As part of the divestiture deal, C& S would license the Albertsons banner in Wyoming and the Safeway banner in Colorado. According to the list, the Albertsons on Yellowstone Road and the King Soopers on Dell Range Boulevard would remain under Albertsons/ Kroger ownership.

However, the merger is not yet a done deal. The proposal is being challenged in federal court by the FTC and a coalition of eight states and the District of Columbia, including Wyoming.

The Albertsons located at 3355 E. Pershing Blvd. in Cheyenne is one of the five Wyoming

In February, the FTC announced it is suing to block the merger, which is the largest proposed supermarket merger in U.S. history, alleging that the deal is anticompetitive.

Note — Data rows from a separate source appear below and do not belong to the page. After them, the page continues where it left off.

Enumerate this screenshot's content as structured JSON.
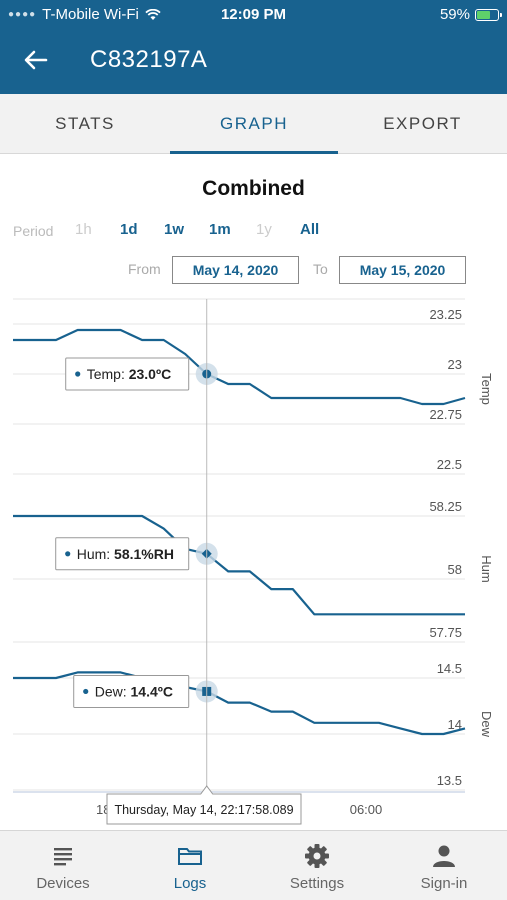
{
  "status_bar": {
    "carrier": "T-Mobile Wi-Fi",
    "time": "12:09 PM",
    "battery": "59%",
    "battery_level": 0.59,
    "wifi_icon": "wifi-icon",
    "battery_icon": "battery-charging-icon"
  },
  "header": {
    "title": "C832197A",
    "back_icon": "back-arrow-icon",
    "color": "#18628f"
  },
  "tabs": [
    {
      "label": "STATS",
      "active": false
    },
    {
      "label": "GRAPH",
      "active": true
    },
    {
      "label": "EXPORT",
      "active": false
    }
  ],
  "graph": {
    "title": "Combined",
    "period_label": "Period",
    "periods": [
      {
        "label": "1h",
        "enabled": false
      },
      {
        "label": "1d",
        "enabled": true
      },
      {
        "label": "1w",
        "enabled": true
      },
      {
        "label": "1m",
        "enabled": true
      },
      {
        "label": "1y",
        "enabled": false
      },
      {
        "label": "All",
        "enabled": true
      }
    ],
    "from_label": "From",
    "from_date": "May 14, 2020",
    "to_label": "To",
    "to_date": "May 15, 2020"
  },
  "chart_data": [
    {
      "type": "line",
      "name": "Temp",
      "ylabel": "Temp",
      "yticks": [
        "23.25",
        "23",
        "22.75",
        "22.5"
      ],
      "ylim": [
        22.5,
        23.25
      ],
      "x": [
        0,
        1,
        2,
        3,
        4,
        5,
        6,
        7,
        8,
        9,
        10,
        11,
        12,
        13,
        14,
        15,
        16,
        17,
        18,
        19,
        20,
        21
      ],
      "values": [
        23.17,
        23.17,
        23.17,
        23.22,
        23.22,
        23.22,
        23.17,
        23.17,
        23.1,
        23.0,
        22.95,
        22.95,
        22.88,
        22.88,
        22.88,
        22.88,
        22.88,
        22.88,
        22.88,
        22.85,
        22.85,
        22.88
      ],
      "tooltip": {
        "label": "Temp:",
        "value": "23.0ºC"
      }
    },
    {
      "type": "line",
      "name": "Hum",
      "ylabel": "Hum",
      "yticks": [
        "58.25",
        "58",
        "57.75"
      ],
      "ylim": [
        57.75,
        58.25
      ],
      "x": [
        0,
        1,
        2,
        3,
        4,
        5,
        6,
        7,
        8,
        9,
        10,
        11,
        12,
        13,
        14,
        15,
        16,
        17,
        18,
        19,
        20,
        21
      ],
      "values": [
        58.25,
        58.25,
        58.25,
        58.25,
        58.25,
        58.25,
        58.25,
        58.2,
        58.12,
        58.1,
        58.03,
        58.03,
        57.96,
        57.96,
        57.86,
        57.86,
        57.86,
        57.86,
        57.86,
        57.86,
        57.86,
        57.86
      ],
      "tooltip": {
        "label": "Hum:",
        "value": "58.1%RH"
      }
    },
    {
      "type": "line",
      "name": "Dew",
      "ylabel": "Dew",
      "yticks": [
        "14.5",
        "14",
        "13.5"
      ],
      "ylim": [
        13.5,
        14.5
      ],
      "x": [
        0,
        1,
        2,
        3,
        4,
        5,
        6,
        7,
        8,
        9,
        10,
        11,
        12,
        13,
        14,
        15,
        16,
        17,
        18,
        19,
        20,
        21
      ],
      "values": [
        14.5,
        14.5,
        14.5,
        14.55,
        14.55,
        14.55,
        14.5,
        14.5,
        14.42,
        14.38,
        14.28,
        14.28,
        14.2,
        14.2,
        14.1,
        14.1,
        14.1,
        14.1,
        14.05,
        14.0,
        14.0,
        14.05
      ],
      "tooltip": {
        "label": "Dew:",
        "value": "14.4ºC"
      }
    }
  ],
  "x_axis": {
    "ticks": [
      "18",
      "06:00"
    ],
    "crosshair_label": "Thursday, May 14, 22:17:58.089",
    "cursor_index": 9
  },
  "colors": {
    "line": "#18628f",
    "accent": "#18628f",
    "grid": "#e4e4e4"
  },
  "bottom_nav": [
    {
      "label": "Devices",
      "icon": "list-icon",
      "active": false
    },
    {
      "label": "Logs",
      "icon": "folder-icon",
      "active": true
    },
    {
      "label": "Settings",
      "icon": "gear-icon",
      "active": false
    },
    {
      "label": "Sign-in",
      "icon": "person-icon",
      "active": false
    }
  ]
}
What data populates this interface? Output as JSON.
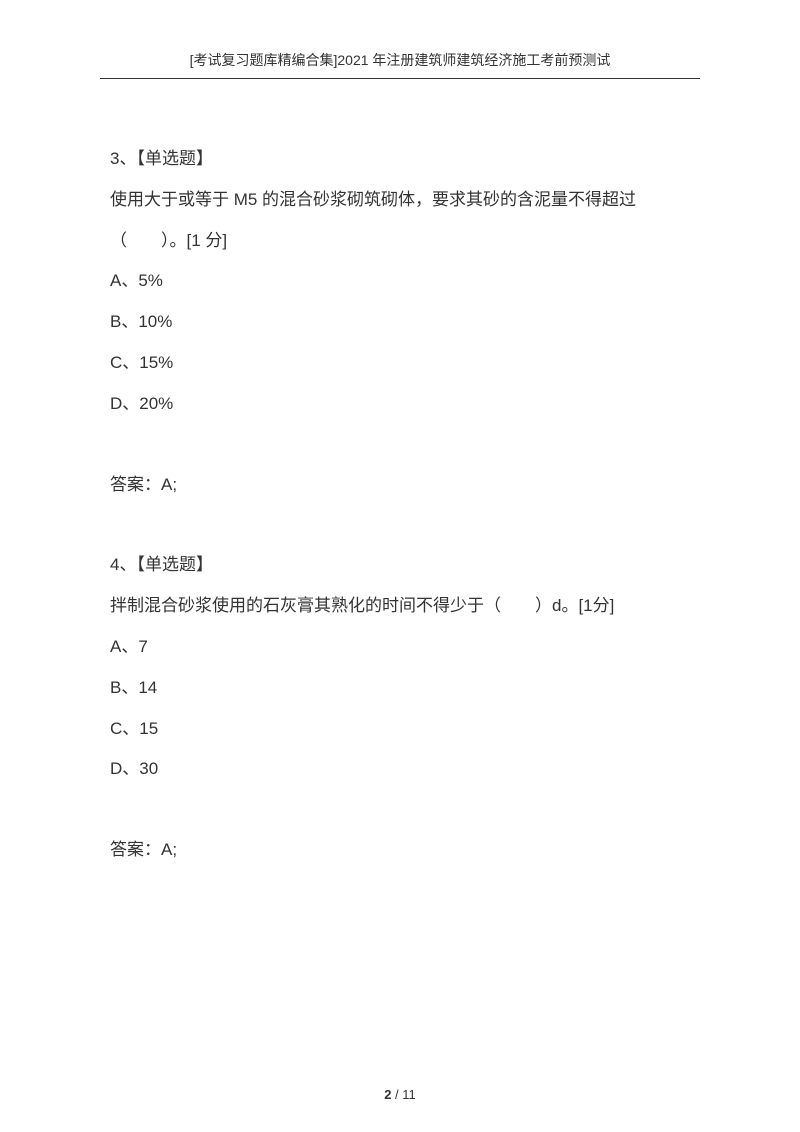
{
  "header": {
    "title": "[考试复习题库精编合集]2021 年注册建筑师建筑经济施工考前预测试"
  },
  "questions": [
    {
      "number": "3、",
      "type": "【单选题】",
      "text": "使用大于或等于 M5 的混合砂浆砌筑砌体，要求其砂的含泥量不得超过（　　）。[1 分]",
      "options": [
        "A、5%",
        "B、10%",
        "C、15%",
        "D、20%"
      ],
      "answer": "答案：A;"
    },
    {
      "number": "4、",
      "type": "【单选题】",
      "text": "拌制混合砂浆使用的石灰膏其熟化的时间不得少于（　　）d。[1分]",
      "options": [
        "A、7",
        "B、14",
        "C、15",
        "D、30"
      ],
      "answer": "答案：A;"
    }
  ],
  "pagination": {
    "current": "2",
    "separator": " / ",
    "total": "11"
  }
}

The agency charged that the deal would eliminate competition between Kroger and Albertsons, leading to higher prices for groceries and other essential household items for millions of Americans.

“Essential grocery store workers would also suffer under this deal, facing the threat of their wages dwindling, benefits diminishing and their working conditions deteriorating,” said Henry Liu, director of the FTC’ Bureau of Competition in a statement in February.

On the state level, it is also being challenged by the attorneys general of Colorado and Washington. Those hearings will begin in August and September, respectively, and a hearing on a preliminary injunction in FTC v. Kroger will be held on Aug. 26.

The merger agreement has an outside date (when the deal is finalized) set for Oct. 9.

The United Food & Commercial Workers union, which has been opposed to the merger since it was announced in 2022, said in a statement that no Safeway stores are on the list that are in UFCW Local 400 states.

Kroger maintains that blocking the merger would harm the people that the FTC is trying to protect.

“The FTC’s decision makes it more likely that America’s consumers will see higher food prices and fewer grocery stores at a time when communities across the country are already facing high inflation and food deserts,” Kroger said in a statement in February. “In fact, this decision only strengthens larger, non-unionized retailers like Walmart, Costco and Amazon by allowing them to further increase their overwhelming and growing dominance of the grocery industry.”

Kroger also noted that there would be no store closures as a result of the merger.

This story was published on July 11, 2024.